Nonlinear Optical Switching and Enhanced Nonlinear Optical Response of Au−CdSe Heteronanostructures

Abstract

The metal−semiconductor heterostructures have recently emerged as a new class of functional materials for their potential applications due to plasmonexciton interactions. Here, we demonstrate the nonlinear optical switching and enhanced nonlinear optical response of Au−CdSe heterostructures. The nonlinear optical properties of CdSe quantum dots and Au−CdSe heteronanostructures are investigated by using a Z-scan technique at 532 nm picosecond laser pulses, and 800 nm femtosecond laser pulses. Interestingly, we observe switching behavior from saturable absorption (SA) to reverse saturable absorption (RSA) with increasing laser intensity.
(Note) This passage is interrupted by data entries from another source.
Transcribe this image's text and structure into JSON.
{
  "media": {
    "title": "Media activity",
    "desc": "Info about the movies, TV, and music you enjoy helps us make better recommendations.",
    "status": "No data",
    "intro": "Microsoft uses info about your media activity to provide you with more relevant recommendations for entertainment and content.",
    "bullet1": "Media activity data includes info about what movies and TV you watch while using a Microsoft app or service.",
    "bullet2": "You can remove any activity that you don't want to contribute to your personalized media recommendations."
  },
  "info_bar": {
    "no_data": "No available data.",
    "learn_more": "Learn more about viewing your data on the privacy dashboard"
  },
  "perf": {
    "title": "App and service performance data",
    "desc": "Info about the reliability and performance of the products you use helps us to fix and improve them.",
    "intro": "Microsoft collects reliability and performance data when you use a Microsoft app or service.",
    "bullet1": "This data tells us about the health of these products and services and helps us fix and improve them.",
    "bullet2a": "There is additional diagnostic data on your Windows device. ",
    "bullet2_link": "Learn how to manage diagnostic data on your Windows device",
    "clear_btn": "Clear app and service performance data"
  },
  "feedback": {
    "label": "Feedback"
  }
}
The effective two-photon absorption cross section (σeff) of Au−CdSe heteronanostructures is greatly enhanced which is attributed to charge transfer between CdSe and Au nanoparticles. The nonlinear refraction changes its sign from positive to negative nonlinearity at higher intensities for Au−CdSe heterostructures. Third order nonlinear optical susceptibility is being measured by using the DFWM technique at 532 nm. Similar switching behavior is observed in Au−CdSe heteronanostructures at nonresonant excitations (800 nm), where a CdSe quantum dot shows reverse saturable absorption behavior attributed to the two-photon absorption. The optical switching behavior of these heterostructures could play a potential role in photonics and optoelectronic applications.